President Donald Trump has repeatedly suggested firing the U.S.’ top military commander in Afghanistan for failing to win the conflict, as his top officials scramble to find a strategy to end the longest-running war in American history.
Trump’s suggestions that top defense officials should consider firing Gen. John Nicholson, the commander of U.S. forces in Afghanistan, came during a tense meeting in the White House Situation Room on July 19. Details of the nearly two-hour meeting became public Wednesday after senior U.S. officials confirmed what took place to NBC and Reuters.
During the meeting, Trump criticized the assembled military advisers for what he said was their failure to resolve the 16-year conflict. “We aren’t winning,” he said, according to the officials.
Reuters reported that Steve Bannon, Trump’s chief strategist, got into “a shouting match” with national security adviser H.R. McMaster over U.S. strategy, while NBC reported that Trump asked about taking Afghanistan’s minerals – reflecting his concerns that the Chinese are profiting from Afghan mineral wealth while the U.S. foots the bill for propping up the country.
Trump also raised some eyebrows when he told an odd anecdote about an expensive consultant who gave bad advice to one of his favorite New York restaurants, when just talking to waiters might have yielded more useful information – a lesson he suggested could apply to the conflict, NBC reported.
The U.S. role in Afghanistan has been under a cloud for months, as Trump’s national security team attempts to find a strategy that meets his approval. Earlier this year, Trump delegated authority to Defense Secretary Jim Mattis to deploy forces in the conflict as he sees fit.
But Mattis’ plans to deploy 4,000 extra troops to Afghanistan in addition to the 8,400 already there – a measure Nicholson said would break the “stalemate” – have been held up pending Trump’s approval for a broader strategy in the conflict. Advisers are due to meet at the White House Thursday to discuss the matter.
Meanwhile, security in Afghanistan continues to deteriorate. A record 1,662 civilians were killed in Afghanistan in the first half of 2017, and the Taliban is stronger than ever, controlling or contesting an estimated 40 percent of the country’s territory. Two American troops were killed in a Taliban attack Wednesday, bringing the total killed in the conflict to more than 2,400.
It’s not yet clear how shaky Nicholson’s position in Afghanistan will be following the remarks from Trump, who has never actually met the general.
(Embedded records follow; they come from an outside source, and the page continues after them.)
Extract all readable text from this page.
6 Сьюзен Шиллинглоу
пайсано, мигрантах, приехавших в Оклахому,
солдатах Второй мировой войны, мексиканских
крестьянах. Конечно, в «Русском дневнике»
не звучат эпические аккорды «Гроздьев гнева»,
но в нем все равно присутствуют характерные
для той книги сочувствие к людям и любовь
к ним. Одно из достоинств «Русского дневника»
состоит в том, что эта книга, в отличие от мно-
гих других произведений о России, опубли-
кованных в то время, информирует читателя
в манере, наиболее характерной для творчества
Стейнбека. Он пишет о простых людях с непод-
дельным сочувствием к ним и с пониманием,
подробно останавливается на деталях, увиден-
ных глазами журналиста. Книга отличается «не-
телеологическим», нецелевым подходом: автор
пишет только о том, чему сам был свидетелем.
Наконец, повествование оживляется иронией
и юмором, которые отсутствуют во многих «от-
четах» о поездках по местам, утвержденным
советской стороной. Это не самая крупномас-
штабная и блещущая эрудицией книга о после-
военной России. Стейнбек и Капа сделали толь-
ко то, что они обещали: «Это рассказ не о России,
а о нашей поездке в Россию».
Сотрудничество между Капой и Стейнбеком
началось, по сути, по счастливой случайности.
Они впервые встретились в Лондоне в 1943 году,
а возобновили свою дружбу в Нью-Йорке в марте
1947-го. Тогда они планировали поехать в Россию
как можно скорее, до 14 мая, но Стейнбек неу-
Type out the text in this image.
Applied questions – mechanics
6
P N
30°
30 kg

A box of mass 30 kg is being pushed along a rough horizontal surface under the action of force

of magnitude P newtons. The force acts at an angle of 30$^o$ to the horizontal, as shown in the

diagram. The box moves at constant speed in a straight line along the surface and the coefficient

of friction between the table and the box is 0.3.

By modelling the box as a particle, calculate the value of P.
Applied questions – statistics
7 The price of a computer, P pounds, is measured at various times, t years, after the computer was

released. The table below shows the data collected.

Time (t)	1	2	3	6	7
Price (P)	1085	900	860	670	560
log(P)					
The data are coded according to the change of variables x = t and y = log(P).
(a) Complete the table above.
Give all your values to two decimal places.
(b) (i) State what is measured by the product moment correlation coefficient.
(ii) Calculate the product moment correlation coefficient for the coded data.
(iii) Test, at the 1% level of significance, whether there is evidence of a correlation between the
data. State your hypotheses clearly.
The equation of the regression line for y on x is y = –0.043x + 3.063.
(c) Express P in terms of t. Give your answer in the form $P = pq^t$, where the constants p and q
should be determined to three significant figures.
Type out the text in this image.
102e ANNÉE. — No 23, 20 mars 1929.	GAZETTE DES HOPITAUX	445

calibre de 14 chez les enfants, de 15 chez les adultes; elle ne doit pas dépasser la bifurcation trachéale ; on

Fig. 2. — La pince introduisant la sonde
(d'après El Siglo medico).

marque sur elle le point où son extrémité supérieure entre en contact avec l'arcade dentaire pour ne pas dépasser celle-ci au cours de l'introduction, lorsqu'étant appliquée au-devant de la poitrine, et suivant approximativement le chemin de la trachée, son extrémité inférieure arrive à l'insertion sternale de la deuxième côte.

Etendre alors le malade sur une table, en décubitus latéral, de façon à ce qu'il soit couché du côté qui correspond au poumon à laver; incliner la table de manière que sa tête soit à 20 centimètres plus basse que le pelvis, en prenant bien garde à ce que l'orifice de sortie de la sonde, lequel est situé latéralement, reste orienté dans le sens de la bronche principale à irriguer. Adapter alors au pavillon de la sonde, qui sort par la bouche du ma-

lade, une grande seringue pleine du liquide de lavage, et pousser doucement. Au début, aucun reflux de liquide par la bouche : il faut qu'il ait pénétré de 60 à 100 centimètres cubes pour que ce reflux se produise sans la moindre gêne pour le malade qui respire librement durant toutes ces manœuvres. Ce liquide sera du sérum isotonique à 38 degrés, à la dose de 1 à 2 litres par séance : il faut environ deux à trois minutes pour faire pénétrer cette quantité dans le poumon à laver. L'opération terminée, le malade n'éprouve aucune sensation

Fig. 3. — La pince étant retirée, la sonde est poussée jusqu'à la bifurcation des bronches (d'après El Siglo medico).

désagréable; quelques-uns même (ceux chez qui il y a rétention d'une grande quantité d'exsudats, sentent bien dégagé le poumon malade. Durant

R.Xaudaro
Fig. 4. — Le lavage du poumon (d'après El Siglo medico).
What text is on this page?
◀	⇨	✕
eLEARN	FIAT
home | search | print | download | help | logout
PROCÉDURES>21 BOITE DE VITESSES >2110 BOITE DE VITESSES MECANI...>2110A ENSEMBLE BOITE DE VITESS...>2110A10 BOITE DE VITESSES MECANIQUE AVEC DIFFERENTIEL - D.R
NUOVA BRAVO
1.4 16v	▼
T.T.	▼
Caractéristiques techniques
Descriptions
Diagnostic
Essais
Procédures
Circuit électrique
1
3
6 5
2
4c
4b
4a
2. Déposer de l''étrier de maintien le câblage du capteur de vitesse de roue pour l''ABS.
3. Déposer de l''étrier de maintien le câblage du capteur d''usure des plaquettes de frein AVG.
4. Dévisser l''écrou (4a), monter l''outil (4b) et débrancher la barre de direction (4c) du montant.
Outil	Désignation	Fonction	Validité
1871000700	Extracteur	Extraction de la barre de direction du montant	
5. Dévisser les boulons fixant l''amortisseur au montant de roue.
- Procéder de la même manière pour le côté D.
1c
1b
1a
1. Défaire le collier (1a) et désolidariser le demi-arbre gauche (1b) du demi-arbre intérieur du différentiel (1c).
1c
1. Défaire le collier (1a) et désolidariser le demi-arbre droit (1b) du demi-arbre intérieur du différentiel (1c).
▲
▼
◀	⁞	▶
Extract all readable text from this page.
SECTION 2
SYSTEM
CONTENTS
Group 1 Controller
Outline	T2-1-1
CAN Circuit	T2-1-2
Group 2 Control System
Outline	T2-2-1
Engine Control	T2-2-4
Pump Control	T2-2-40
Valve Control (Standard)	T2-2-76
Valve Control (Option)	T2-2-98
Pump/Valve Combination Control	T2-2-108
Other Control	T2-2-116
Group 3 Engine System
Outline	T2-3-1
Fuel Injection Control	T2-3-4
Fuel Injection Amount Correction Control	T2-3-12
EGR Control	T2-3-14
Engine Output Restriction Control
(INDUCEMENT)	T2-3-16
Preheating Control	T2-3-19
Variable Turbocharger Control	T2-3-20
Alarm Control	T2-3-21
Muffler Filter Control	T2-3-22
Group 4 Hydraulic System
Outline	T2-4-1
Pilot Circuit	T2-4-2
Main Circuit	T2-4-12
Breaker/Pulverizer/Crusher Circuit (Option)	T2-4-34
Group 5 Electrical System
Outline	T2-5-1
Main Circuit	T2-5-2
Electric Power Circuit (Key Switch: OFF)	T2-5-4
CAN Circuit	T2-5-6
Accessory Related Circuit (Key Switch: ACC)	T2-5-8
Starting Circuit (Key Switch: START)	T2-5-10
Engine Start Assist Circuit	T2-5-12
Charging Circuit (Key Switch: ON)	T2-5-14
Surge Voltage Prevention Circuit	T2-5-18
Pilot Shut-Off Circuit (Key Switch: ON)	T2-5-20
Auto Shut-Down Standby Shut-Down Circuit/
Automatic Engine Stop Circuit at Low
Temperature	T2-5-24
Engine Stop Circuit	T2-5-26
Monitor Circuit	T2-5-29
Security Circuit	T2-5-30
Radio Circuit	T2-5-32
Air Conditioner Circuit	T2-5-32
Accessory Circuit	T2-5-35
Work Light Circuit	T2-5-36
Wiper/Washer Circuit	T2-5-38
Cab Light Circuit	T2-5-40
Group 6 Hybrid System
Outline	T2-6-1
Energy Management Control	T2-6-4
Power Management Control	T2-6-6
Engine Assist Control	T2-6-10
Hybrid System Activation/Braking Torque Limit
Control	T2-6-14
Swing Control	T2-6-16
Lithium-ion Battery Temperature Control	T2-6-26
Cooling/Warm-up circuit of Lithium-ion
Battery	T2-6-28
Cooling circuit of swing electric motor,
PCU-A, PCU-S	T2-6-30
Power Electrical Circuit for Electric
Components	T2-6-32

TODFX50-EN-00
In an interview with MSNBC Wednesday, McMaster defended Nicholson, saying he couldn’t “imagine a more capable commander in any, on any mission,” and insisting that Trump had confidence in his man in Afghanistan.
But NBC reported that discussions were being held at the Pentagon regarding Nicholson’s future, suggesting he could become the latest in a long line of officials to hear Trump’s catchphrase: “You’re fired.”